Janet Holder, a vice-president of Enbridge Inc. (TSX:ENB), said that when the next phase of the review begins on Tuesday it will be the first opportunity for the Calgary-based company to be heard at the review process.

"We are pleased to have the chance to share our extensive reviews, our economic studies and our findings from our consultations with the communities along the right-of-way," Holder said in a statement issued Friday.

"It is important to us that we address the concerns and show how we have considered the reservations that have been expressed in the hearing to date."

Enbridge has proposed the construction of a 1,200-kilometre pipeline that would deliver 525,000 barrels a day of crude from the Alberta oil sands in Bruderheim, Alta., to a tanker port to be built in Kitimat, B.C., on the British Columbia coast. A twin pipeline would carry condensate, a product derived from natural gas that is used to thin petroleum products for pipeline transport.

It's a $5.5-billion project expected to spur $270 billion in economic growth in Canada over 30 years.

When the environmental review process began earlier this year, the proposal was met with waves of critics.

Environmentalists and many of the northern B.C. First Nations whose territory would be traversed by the subterranean pipelines believe the risks of a pipeline rupture or oil tanker spill are too high.

There have been protest rallies, and early on in the process, at least one hearing -- in Bella Bella, B.C. -- was cancelled because of tensions with demonstrators.
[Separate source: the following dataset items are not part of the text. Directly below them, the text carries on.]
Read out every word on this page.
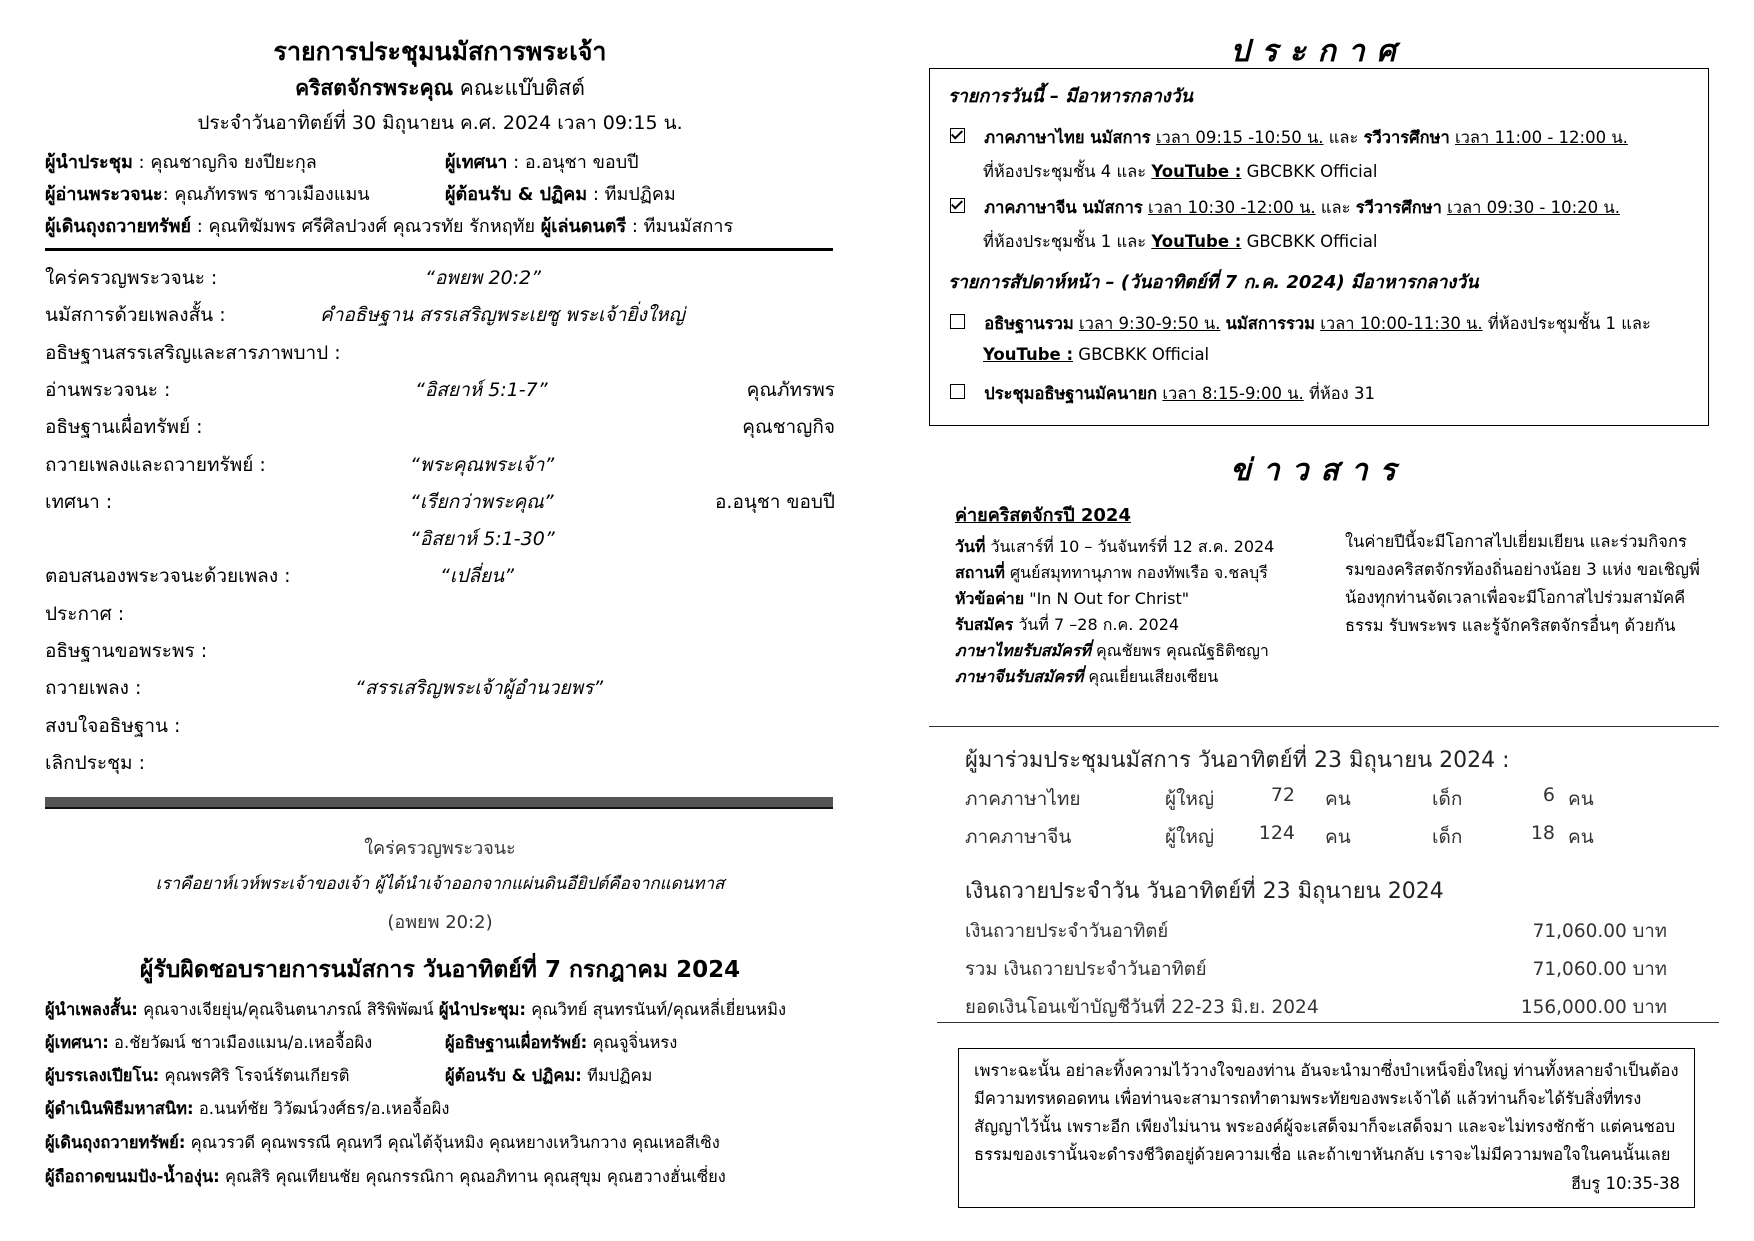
รายการประชุมนมัสการพระเจ้า
คริสตจักรพระคุณ คณะแบ๊บติสต์
ประจำวันอาทิตย์ที่ 30 มิถุนายน ค.ศ. 2024 เวลา 09:15 น.
ผู้นำประชุม : คุณชาญกิจ ยงปียะกุล	ผู้เทศนา : อ.อนุชา ขอบปี
ผู้อ่านพระวจนะ: คุณภัทรพร ชาวเมืองแมน	ผู้ต้อนรับ & ปฏิคม : ทีมปฏิคม
ผู้เดินถุงถวายทรัพย์ : คุณทิฆัมพร ศรีศิลปวงศ์ คุณวรทัย รักหฤทัย ผู้เล่นดนตรี : ทีมนมัสการ
ใคร่ครวญพระวจนะ :	“อพยพ 20:2”
นมัสการด้วยเพลงสั้น :	คำอธิษฐาน สรรเสริญพระเยซู พระเจ้ายิ่งใหญ่
อธิษฐานสรรเสริญและสารภาพบาป :
อ่านพระวจนะ :	“อิสยาห์ 5:1-7”	คุณภัทรพร
อธิษฐานเผื่อทรัพย์ :	คุณชาญกิจ
ถวายเพลงและถวายทรัพย์ :	“พระคุณพระเจ้า”
เทศนา :	“เรียกว่าพระคุณ”	อ.อนุชา ขอบปี
“อิสยาห์ 5:1-30”
ตอบสนองพระวจนะด้วยเพลง :	“เปลี่ยน”
ประกาศ :
อธิษฐานขอพระพร :
ถวายเพลง :	“สรรเสริญพระเจ้าผู้อำนวยพร”
สงบใจอธิษฐาน :
เลิกประชุม :
ใคร่ครวญพระวจนะ
เราคือยาห์เวห์พระเจ้าของเจ้า ผู้ได้นำเจ้าออกจากแผ่นดินอียิปต์คือจากแดนทาส
(อพยพ 20:2)
ผู้รับผิดชอบรายการนมัสการ วันอาทิตย์ที่ 7 กรกฎาคม 2024
ผู้นำเพลงสั้น: คุณจางเจียยุ่น/คุณจินตนาภรณ์ สิริพิพัฒน์ ผู้นำประชุม: คุณวิทย์ สุนทรนันท์/คุณหลี่เยี่ยนหมิง
ผู้เทศนา: อ.ชัยวัฒน์ ชาวเมืองแมน/อ.เหอจื้อผิง	ผู้อธิษฐานเผื่อทรัพย์: คุณจูจิ่นหรง
ผู้บรรเลงเปียโน: คุณพรศิริ โรจน์รัตนเกียรติ	ผู้ต้อนรับ & ปฏิคม: ทีมปฏิคม
ผู้ดำเนินพิธีมหาสนิท: อ.นนท์ชัย วิวัฒน์วงศ์ธร/อ.เหอจื้อผิง
ผู้เดินถุงถวายทรัพย์: คุณวรวดี คุณพรรณี คุณทวี คุณไต้จุ้นหมิง คุณหยางเหวินกวาง คุณเหอสีเซิง
ผู้ถือถาดขนมปัง-น้ำองุ่น: คุณสิริ คุณเทียนชัย คุณกรรณิกา คุณอภิทาน คุณสุขุม คุณฮวางฮั่นเซี่ยง
ประกาศ
รายการวันนี้ – มีอาหารกลางวัน
ภาคภาษาไทย นมัสการ เวลา 09:15 -10:50 น. และ รวีวารศึกษา เวลา 11:00 - 12:00 น.
ที่ห้องประชุมชั้น 4 และ YouTube : GBCBKK Official
ภาคภาษาจีน นมัสการ เวลา 10:30 -12:00 น. และ รวีวารศึกษา เวลา 09:30 - 10:20 น.
ที่ห้องประชุมชั้น 1 และ YouTube : GBCBKK Official
รายการสัปดาห์หน้า – (วันอาทิตย์ที่ 7 ก.ค. 2024) มีอาหารกลางวัน
อธิษฐานรวม เวลา 9:30-9:50 น. นมัสการรวม เวลา 10:00-11:30 น. ที่ห้องประชุมชั้น 1 และ
YouTube : GBCBKK Official
ประชุมอธิษฐานมัคนายก เวลา 8:15-9:00 น. ที่ห้อง 31
ข่าวสาร
ค่ายคริสตจักรปี 2024
วันที่ วันเสาร์ที่ 10 – วันจันทร์ที่ 12 ส.ค. 2024
สถานที่ ศูนย์สมุททานุภาพ กองทัพเรือ จ.ชลบุรี
หัวข้อค่าย "In N Out for Christ"
รับสมัคร วันที่ 7 –28 ก.ค. 2024
ภาษาไทยรับสมัครที่ คุณชัยพร คุณณัฐธิติชญา
ภาษาจีนรับสมัครที่ คุณเยี่ยนเสียงเซียน
ในค่ายปีนี้จะมีโอกาสไปเยี่ยมเยียน และร่วมกิจกรรมของคริสตจักรท้องถิ่นอย่างน้อย 3 แห่ง ขอเชิญพี่น้องทุกท่านจัดเวลาเพื่อจะมีโอกาสไปร่วมสามัคคีธรรม รับพระพร และรู้จักคริสตจักรอื่นๆ ด้วยกัน
ผู้มาร่วมประชุมนมัสการ วันอาทิตย์ที่ 23 มิถุนายน 2024 :
ภาคภาษาไทย	ผู้ใหญ่	72 คน	เด็ก	6 คน
ภาคภาษาจีน	ผู้ใหญ่	124 คน	เด็ก	18 คน
เงินถวายประจำวัน วันอาทิตย์ที่ 23 มิถุนายน 2024
เงินถวายประจำวันอาทิตย์	71,060.00 บาท
รวม เงินถวายประจำวันอาทิตย์	71,060.00 บาท
ยอดเงินโอนเข้าบัญชีวันที่ 22-23 มิ.ย. 2024	156,000.00 บาท
เพราะฉะนั้น อย่าละทิ้งความไว้วางใจของท่าน อันจะนำมาซึ่งบำเหน็จยิ่งใหญ่ ท่านทั้งหลายจำเป็นต้องมีความทรหดอดทน เพื่อท่านจะสามารถทำตามพระทัยของพระเจ้าได้ แล้วท่านก็จะได้รับสิ่งที่ทรงสัญญาไว้นั้น เพราะอีก เพียงไม่นาน พระองค์ผู้จะเสด็จมาก็จะเสด็จมา และจะไม่ทรงชักช้า แต่คนชอบธรรมของเรานั้นจะดำรงชีวิตอยู่ด้วยความเชื่อ และถ้าเขาหันกลับ เราจะไม่มีความพอใจในคนนั้นเลย
ฮีบรู 10:35-38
However, as the hearings wore on into summer and ventured further from the pipeline route, scheduled hearings were cancelled because so few participants had registered to take part.

Then the U.S. National Transportation Safety Board released a scathing report into a spill from an Enbridge pipeline into the Kalamazoo River in Michigan in July 2010.

Likening the company's reaction to the spill to "Keystone Kops," the report cited deficiencies in the company's Edmonton control room in the spill of 20,000 barrels of oil into the Kalamazoo River that affected more than 50 kilometres of waterways and wetlands and cost $800 million to clean up.

When the hearings resume in Edmonton on Tuesday, it will enter the questioning phase, where the company's experts and its critics will be able to talk face-to-face about the potential problems and benefits of the pipeline.

"We have heard how concerned Canadians are regarding the potential for spills," Enbridge says it its opening statement.

Those concerns were exacerbated by the 2010 spill in Michigan, it says.

"Canadians have asked why and how that event happened, how Enbridge responded to it, and how we can be satisfied that a similar event won't happen in Canada. Northern Gateway understands the importance of those questions, and will answer them as this hearing proceeds. We accept that we must take all practicable measures to make sure that there will not be a repeat of the Marshall event on the Northern Gateway Pipeline system."

The company will address questions about pipeline and tanker safety, says the statement.

"Northern Gateway acknowledged and respects the positions taken by First Nations, and in particular those in the coastal areas, regarding the risks posed by marine transportation and pipeline operations," it says.

"We look forward to answering questions as to how those risks can be mitigated."

The project is "clearly in the national interest," Enbridge says, and they believe the panel will, in the end, feel those concerns "can be addressed in a reasonable and responsible way."

The questioning phase of the hearings will continue in Prince George and Prince Rupert, B.C. Final submissions are expected to take place in March and April next year.

The panel has until the end of next year to submit its report.